Beach Lake firm Buselli Plumbing Heating and Electric was also represented at the forum, sharing their experiences bringing pellet-burning technology to our area. They did the Cooperage installation, and also installed an integrated solar/pellet boiler system at the house of Jane Cyphers and Joe Levine where the open house was held. That system uses solar panels to provide hot water in summer, as well as to heat a water tank that stores summer heat and then emits it as summer transitions into winter. The tank is also connected to the pellet burner, which kicks in during the coldest months as the heat left over from summer fades.
The local angle
All the presenters emphasized the benefits of biomass heating in boosting the local economy. In fact, the Busellis and Vincents themselves are examples of the kind of small, local businesses that can expand by promoting this technology. And the source of biomass fuel, especially in a rural area like ours, can also be local. The wood for pellets comes from waste wood from lumber mills, chips from roadside work, old railroad ties and the like, or from fast-growing trees like a hybrid willow developed at Cornell University that, as discussed by Palko, is being grown, harvested and burned on the grounds of a wood chip-heated school.
But panelist Larry Hartpence, from Moscow, PA, probably created the most buzz among the crowd of any of the presenters with what may be the most sustainable option of all: grass. Hartpence is particularly enthusiastic about miscanthus, not as well known as switchgrass but with a btu yield five times as great per acre. It is also much easier to compress into briquettes, making it possible to develop portable compression equipment—a development Hartpence is actively pursuing that would make the whole life cycle of the fuel hyper local.
Hartpence stresses the opportunities miscanthus could present for our hard-pressed farmers, desperately in need of a cash crop. Planting is difficult, involving rhizomes rather than seeds, and four years are needed for it to mature; but Hartpence says he has seen statistics showing that a single acre of otherwise marginal land can produce enough fuel to heat a farm house for a winter.
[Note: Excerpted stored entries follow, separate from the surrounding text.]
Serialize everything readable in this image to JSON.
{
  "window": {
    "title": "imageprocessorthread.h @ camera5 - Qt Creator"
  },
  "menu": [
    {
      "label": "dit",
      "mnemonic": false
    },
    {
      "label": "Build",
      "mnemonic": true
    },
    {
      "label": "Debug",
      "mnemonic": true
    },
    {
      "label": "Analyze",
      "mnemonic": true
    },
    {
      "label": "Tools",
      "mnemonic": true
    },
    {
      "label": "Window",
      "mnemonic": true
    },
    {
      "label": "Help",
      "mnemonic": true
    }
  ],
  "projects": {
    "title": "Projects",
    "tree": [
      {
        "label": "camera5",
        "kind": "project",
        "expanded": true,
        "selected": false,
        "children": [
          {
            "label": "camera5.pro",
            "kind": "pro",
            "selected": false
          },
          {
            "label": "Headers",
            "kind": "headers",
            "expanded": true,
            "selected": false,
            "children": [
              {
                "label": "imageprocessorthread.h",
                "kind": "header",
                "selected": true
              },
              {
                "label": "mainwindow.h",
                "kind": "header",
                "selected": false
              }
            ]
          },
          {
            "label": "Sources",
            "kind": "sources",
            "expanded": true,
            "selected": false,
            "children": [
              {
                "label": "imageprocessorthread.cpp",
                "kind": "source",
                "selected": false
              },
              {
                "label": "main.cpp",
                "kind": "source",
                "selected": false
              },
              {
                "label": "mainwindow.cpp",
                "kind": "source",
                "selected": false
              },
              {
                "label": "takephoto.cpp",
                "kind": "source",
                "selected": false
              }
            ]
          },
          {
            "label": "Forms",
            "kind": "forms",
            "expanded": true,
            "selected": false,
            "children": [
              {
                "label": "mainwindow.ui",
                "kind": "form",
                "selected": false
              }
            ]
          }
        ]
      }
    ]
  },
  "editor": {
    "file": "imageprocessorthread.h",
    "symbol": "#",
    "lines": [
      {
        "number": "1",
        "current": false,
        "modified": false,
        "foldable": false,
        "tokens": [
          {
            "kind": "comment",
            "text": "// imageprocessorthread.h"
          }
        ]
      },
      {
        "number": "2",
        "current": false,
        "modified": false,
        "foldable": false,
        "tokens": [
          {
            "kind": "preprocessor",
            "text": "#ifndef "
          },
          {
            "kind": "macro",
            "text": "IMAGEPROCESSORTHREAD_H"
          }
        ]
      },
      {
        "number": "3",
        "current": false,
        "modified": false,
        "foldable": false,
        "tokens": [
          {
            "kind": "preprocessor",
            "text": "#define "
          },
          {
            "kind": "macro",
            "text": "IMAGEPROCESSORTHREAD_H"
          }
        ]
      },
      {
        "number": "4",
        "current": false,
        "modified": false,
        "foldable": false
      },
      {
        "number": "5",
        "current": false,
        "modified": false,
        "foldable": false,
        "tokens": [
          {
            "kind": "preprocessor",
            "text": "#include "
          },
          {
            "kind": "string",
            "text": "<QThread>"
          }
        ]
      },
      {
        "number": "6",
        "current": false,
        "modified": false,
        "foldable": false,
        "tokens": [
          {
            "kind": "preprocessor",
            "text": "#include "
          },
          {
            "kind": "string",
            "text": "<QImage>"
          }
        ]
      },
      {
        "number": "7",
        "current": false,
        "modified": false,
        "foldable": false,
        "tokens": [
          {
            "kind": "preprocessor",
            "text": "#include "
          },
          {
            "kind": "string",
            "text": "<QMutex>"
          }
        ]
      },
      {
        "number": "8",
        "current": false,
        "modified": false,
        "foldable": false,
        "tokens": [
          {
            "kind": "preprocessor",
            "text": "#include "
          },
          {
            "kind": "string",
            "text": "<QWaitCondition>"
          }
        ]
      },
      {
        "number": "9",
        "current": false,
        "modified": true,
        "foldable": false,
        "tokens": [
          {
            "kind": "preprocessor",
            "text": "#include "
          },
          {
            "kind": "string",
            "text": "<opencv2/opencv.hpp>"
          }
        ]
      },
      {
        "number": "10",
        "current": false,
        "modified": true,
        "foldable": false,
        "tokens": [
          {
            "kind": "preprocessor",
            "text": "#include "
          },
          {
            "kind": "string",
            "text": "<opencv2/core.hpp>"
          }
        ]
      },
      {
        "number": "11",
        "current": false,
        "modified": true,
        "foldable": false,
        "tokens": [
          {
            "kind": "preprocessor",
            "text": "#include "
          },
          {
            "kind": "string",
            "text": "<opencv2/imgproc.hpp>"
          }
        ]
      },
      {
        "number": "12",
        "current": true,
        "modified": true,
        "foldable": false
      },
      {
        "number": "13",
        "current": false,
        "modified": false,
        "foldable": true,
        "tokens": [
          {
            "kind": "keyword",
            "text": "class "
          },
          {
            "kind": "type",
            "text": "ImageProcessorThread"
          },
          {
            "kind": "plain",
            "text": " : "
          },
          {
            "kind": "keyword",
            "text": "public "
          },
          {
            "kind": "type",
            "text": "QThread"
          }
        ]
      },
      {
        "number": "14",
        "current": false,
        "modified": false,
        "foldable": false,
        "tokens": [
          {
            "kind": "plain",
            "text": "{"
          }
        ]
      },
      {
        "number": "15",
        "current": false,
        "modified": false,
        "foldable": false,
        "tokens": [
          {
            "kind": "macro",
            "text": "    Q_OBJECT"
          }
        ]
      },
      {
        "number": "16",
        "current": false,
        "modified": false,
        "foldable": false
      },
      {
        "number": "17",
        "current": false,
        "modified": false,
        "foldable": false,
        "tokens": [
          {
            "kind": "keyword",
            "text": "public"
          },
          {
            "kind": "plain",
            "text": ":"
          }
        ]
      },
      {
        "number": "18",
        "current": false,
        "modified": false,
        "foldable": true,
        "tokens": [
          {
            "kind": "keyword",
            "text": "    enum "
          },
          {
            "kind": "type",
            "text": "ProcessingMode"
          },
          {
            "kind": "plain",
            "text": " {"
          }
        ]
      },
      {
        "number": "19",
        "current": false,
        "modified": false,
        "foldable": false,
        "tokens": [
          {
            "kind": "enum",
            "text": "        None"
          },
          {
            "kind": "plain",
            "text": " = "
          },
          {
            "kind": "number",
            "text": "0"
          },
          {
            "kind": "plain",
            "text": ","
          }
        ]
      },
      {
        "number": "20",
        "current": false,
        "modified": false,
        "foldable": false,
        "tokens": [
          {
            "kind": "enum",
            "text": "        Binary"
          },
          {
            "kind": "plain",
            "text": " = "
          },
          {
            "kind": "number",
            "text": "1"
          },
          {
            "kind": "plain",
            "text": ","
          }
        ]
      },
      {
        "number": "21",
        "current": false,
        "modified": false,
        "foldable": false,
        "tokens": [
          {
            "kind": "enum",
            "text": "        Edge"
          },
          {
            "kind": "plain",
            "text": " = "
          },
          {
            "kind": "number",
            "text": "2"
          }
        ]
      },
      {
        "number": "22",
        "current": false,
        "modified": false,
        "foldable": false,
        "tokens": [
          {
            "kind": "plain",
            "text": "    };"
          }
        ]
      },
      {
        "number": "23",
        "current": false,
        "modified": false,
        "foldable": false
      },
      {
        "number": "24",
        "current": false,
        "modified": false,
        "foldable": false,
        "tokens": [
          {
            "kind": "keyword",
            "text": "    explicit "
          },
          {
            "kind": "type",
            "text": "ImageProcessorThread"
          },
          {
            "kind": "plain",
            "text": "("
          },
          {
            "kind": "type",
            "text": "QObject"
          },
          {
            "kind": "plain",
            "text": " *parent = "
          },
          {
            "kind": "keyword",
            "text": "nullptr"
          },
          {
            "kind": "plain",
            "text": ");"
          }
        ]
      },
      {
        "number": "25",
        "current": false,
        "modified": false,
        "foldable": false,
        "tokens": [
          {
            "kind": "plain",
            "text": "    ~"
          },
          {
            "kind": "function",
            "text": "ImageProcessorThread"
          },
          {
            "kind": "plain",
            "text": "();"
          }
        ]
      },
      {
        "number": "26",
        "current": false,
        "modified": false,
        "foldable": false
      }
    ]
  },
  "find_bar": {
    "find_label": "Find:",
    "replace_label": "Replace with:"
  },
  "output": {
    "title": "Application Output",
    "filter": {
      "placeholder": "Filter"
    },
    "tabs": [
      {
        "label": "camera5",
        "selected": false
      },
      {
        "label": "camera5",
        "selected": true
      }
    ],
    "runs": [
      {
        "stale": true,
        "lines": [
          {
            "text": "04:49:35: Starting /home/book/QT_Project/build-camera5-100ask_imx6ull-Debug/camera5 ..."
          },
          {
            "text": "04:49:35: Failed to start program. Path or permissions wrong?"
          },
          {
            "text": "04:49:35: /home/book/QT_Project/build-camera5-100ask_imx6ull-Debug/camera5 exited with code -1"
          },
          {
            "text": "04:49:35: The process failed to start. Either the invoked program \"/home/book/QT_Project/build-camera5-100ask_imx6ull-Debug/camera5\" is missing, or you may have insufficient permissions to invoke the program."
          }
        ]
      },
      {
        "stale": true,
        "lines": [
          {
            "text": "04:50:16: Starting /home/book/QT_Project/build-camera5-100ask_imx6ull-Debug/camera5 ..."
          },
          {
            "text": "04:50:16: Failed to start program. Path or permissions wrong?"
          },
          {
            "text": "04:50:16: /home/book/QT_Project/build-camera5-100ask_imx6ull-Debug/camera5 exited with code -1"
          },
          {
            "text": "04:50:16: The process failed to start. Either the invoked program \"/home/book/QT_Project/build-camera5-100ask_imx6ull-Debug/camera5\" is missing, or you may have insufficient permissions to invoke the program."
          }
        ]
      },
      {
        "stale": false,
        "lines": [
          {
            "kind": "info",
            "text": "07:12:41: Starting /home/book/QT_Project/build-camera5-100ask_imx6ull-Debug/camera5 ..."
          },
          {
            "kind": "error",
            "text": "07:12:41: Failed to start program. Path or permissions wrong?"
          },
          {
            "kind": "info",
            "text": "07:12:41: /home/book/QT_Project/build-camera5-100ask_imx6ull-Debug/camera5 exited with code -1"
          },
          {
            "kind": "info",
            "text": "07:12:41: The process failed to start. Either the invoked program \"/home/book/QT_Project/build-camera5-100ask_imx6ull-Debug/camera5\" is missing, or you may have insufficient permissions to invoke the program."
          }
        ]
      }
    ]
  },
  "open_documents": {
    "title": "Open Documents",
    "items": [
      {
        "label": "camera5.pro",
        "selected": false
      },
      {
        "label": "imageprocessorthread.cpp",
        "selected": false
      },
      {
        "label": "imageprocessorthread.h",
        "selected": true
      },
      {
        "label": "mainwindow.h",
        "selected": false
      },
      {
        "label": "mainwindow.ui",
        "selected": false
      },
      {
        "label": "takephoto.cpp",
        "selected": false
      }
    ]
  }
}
A number of landowners at the open house following the forum were obviously intrigued, and asked Hartpence whether it might be possible for them to provide their land to farmers who could grow and harvest miscanthus from it, paying the landowners by giving them enough briquettes to heat their homes for a winter, and making a profit by selling the rest.
We’re not there yet, said Hartpence. But it’s the kind of innovative solution that we might see down the road, if people keep up the kind of forward thinking evidenced at the forum.